Anatoly grunted unhappily from his horse. But the men bowed as Pasha dug his heels into his horse and took off toward the eastern woods. Nikolai followed.
They slowed the pace of their horses as they entered the woods, but soon the forest floor grew so dense with greenery and fallen trees that they had to dismount entirely. They secured their horses to a couple of sturdy maples and pushed forward on foot.
“Any idea where we’re going?” Nikolai asked as he walked around a log in his path.
“None whatsoever,” Pasha said. He made a show of balancing on the log Nikolai had sidestepped, then hurdled over a boulder.
Nikolai clapped in mock applause.
Pasha laughed. “You’re just jealous that you weren’t born as graceful as I.”
“Oh, you want a demonstration of grace?” Nikolai hopped onto a jagged rock and leaped onto another, landing on one foot. Then he slipped off the mossy face of the rock and nearly twisted his ankle in the gravel.
Pasha hooted. Nikolai grimaced. Perhaps the Romanovs really were blessed with more grace. Or at the very least better balance.
“Don’t pout, Nikolai. You can’t be the best at everything.” Pasha grinned as he pulled Nikolai off the ground.
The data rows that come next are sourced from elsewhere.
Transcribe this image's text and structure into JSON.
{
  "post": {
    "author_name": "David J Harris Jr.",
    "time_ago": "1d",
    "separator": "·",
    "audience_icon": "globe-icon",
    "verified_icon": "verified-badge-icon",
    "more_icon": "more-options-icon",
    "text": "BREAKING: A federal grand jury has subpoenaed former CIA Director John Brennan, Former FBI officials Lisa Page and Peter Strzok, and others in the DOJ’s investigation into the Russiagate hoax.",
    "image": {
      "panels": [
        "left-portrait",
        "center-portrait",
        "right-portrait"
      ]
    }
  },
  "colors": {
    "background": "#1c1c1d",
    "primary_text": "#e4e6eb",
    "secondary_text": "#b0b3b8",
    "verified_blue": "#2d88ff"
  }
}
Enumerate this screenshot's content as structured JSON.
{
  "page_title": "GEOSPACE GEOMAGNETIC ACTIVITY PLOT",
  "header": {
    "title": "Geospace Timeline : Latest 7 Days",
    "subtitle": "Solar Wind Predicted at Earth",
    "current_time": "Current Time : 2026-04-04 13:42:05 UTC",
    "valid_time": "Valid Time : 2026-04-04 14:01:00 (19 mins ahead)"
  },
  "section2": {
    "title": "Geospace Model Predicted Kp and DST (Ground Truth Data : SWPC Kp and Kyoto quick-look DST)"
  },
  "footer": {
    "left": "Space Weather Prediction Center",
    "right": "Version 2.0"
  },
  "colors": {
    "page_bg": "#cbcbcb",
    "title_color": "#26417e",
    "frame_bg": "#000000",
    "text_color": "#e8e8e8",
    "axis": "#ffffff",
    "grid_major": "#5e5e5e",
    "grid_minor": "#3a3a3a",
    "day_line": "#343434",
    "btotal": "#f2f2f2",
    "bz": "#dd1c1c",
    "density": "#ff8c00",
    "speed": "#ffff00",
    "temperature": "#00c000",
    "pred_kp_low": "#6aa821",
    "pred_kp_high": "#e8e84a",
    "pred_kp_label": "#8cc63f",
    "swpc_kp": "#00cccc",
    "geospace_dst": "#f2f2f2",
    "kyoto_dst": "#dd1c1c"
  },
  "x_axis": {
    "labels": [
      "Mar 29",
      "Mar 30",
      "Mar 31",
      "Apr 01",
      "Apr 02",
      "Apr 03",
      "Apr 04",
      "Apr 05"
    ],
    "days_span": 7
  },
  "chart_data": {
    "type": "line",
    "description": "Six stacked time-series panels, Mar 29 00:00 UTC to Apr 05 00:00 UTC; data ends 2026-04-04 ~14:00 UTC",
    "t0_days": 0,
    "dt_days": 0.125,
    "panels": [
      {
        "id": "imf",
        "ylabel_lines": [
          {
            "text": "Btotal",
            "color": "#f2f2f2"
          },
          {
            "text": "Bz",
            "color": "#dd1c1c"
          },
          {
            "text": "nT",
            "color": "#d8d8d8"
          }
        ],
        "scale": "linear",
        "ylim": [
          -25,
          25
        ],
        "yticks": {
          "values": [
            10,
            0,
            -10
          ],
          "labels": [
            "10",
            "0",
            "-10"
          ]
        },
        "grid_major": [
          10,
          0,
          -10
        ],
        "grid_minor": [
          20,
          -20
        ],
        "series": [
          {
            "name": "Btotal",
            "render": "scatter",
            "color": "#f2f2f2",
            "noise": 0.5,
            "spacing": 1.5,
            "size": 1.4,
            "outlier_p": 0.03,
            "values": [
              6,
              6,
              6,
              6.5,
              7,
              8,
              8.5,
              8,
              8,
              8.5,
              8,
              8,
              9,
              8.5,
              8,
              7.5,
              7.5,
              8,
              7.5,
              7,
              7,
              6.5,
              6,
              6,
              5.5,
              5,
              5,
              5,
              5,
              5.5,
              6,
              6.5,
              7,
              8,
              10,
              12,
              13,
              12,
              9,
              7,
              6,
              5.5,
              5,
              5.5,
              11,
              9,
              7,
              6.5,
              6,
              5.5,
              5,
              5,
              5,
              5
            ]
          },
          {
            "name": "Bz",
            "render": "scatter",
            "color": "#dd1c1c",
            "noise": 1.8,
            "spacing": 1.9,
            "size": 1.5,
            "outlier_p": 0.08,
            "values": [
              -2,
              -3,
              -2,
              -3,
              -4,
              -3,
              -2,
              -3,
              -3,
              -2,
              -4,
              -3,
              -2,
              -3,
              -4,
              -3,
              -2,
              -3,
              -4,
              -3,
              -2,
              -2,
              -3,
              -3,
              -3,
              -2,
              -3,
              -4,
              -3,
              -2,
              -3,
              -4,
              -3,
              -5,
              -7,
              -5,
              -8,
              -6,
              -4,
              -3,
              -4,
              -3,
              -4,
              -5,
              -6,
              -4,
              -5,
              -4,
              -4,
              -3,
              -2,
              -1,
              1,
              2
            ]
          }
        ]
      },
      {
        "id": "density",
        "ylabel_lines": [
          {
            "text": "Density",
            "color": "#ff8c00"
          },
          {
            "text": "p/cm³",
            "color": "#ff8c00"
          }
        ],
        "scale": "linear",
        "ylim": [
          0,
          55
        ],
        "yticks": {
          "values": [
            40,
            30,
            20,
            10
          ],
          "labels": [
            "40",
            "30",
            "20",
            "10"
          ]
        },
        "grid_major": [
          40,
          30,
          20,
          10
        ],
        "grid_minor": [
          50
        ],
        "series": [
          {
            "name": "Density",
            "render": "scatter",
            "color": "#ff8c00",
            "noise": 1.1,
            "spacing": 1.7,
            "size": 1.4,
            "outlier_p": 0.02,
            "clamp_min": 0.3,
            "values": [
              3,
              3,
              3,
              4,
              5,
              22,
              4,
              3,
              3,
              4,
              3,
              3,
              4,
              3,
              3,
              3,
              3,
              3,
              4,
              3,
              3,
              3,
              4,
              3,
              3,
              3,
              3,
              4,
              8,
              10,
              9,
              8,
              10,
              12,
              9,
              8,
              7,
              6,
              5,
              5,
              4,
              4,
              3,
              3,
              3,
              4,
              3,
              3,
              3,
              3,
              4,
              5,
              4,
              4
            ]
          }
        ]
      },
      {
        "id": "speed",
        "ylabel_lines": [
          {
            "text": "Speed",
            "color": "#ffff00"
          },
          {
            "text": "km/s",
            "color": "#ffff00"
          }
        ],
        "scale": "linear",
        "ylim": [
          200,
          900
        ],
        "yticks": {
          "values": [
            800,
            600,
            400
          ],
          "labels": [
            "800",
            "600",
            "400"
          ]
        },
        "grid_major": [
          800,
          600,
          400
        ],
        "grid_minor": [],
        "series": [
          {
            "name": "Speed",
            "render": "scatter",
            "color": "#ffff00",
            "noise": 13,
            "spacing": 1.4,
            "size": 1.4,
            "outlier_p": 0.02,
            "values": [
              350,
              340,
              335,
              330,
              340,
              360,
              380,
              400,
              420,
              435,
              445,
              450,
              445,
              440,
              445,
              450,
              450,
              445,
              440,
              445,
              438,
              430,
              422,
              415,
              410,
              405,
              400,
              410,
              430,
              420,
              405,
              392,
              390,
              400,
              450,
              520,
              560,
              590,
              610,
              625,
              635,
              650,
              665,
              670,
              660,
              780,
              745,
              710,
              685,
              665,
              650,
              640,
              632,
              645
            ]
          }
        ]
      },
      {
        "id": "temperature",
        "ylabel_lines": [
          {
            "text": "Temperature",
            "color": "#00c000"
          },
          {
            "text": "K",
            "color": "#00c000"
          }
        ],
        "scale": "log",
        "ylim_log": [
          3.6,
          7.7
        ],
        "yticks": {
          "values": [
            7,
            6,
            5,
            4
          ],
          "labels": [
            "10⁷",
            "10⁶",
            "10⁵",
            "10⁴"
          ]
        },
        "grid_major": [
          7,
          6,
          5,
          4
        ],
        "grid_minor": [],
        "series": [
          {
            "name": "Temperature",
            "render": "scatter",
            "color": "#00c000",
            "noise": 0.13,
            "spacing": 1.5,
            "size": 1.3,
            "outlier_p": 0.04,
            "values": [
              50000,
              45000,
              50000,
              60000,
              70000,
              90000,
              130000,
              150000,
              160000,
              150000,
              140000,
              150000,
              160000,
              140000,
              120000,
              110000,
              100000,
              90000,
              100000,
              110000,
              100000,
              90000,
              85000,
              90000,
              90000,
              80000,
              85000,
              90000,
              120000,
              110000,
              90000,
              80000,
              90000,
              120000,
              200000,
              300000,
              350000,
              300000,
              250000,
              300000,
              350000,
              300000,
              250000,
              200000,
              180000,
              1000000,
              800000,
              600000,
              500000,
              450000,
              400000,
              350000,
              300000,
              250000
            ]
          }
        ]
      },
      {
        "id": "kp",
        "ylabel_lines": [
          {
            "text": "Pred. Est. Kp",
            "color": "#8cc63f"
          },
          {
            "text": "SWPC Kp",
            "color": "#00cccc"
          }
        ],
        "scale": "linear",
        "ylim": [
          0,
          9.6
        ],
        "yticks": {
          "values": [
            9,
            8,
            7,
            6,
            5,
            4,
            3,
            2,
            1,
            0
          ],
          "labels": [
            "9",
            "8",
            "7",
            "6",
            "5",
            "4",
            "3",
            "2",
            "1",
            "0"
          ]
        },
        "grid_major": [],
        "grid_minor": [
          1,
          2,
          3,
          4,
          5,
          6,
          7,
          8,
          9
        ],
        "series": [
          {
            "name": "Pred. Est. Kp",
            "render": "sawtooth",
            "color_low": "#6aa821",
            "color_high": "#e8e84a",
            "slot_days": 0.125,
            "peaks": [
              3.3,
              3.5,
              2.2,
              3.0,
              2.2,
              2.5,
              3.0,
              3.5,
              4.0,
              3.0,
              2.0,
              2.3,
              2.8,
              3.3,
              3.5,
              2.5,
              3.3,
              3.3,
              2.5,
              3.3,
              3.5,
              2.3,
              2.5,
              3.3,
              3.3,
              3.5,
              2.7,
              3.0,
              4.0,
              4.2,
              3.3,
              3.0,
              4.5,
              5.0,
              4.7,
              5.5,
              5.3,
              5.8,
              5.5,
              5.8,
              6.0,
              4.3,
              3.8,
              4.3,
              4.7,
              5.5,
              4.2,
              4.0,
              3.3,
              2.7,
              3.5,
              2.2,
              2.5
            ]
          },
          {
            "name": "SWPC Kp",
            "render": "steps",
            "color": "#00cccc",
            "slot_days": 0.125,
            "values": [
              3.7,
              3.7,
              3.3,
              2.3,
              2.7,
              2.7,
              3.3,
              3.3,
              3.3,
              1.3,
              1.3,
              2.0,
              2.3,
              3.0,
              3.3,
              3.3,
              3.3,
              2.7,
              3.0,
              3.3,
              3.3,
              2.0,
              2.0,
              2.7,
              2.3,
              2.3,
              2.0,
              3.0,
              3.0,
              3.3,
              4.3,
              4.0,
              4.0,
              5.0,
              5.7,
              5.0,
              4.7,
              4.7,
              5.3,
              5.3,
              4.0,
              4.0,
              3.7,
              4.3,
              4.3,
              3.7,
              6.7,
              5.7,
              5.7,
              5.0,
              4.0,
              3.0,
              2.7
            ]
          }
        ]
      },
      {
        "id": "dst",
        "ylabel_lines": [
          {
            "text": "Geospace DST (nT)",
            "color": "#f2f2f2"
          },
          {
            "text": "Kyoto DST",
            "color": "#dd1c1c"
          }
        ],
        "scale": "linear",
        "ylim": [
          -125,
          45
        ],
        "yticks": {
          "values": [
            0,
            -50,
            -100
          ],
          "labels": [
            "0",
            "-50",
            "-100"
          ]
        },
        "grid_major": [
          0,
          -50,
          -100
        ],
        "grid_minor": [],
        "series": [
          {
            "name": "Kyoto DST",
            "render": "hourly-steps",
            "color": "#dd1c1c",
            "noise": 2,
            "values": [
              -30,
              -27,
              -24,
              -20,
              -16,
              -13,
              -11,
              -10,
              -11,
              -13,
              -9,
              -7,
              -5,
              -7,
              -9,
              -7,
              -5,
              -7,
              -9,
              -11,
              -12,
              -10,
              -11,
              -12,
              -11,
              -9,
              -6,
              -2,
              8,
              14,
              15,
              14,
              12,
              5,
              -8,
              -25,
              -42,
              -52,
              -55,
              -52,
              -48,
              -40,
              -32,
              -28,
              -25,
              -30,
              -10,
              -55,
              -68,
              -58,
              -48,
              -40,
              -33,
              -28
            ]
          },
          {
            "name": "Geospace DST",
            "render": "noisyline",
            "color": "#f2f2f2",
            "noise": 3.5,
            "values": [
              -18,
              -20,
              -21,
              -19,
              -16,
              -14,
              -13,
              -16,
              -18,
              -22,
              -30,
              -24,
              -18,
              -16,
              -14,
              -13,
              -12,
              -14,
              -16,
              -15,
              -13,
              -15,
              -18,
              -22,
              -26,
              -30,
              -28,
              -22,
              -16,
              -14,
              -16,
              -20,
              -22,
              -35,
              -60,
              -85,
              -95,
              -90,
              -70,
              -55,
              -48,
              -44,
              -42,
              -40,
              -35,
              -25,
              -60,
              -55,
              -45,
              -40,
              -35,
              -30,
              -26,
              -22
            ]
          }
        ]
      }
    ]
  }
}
I’m not, Nikolai thought. Far from it.
But it was impossible to sulk as they continued through the forest, which, like many that dotted the Russian countryside, was full of slender white birches with delicate leaves that glittered yellow in the autumnal sun. A creek burbled through the grass, and Nikolai was again struck by what a marvelous decision coming to Ovchinin Island had turned out to be.
A pheasant shot out of the bushes and into the air behind them. Nikolai’s gun wasn’t loaded, but he snatched a pebble from the ground and hurled it at the pheasant. It dropped out of the sky as if it had been hit by a bullet.
Pasha jogged over. “Did you just do what I think you did?”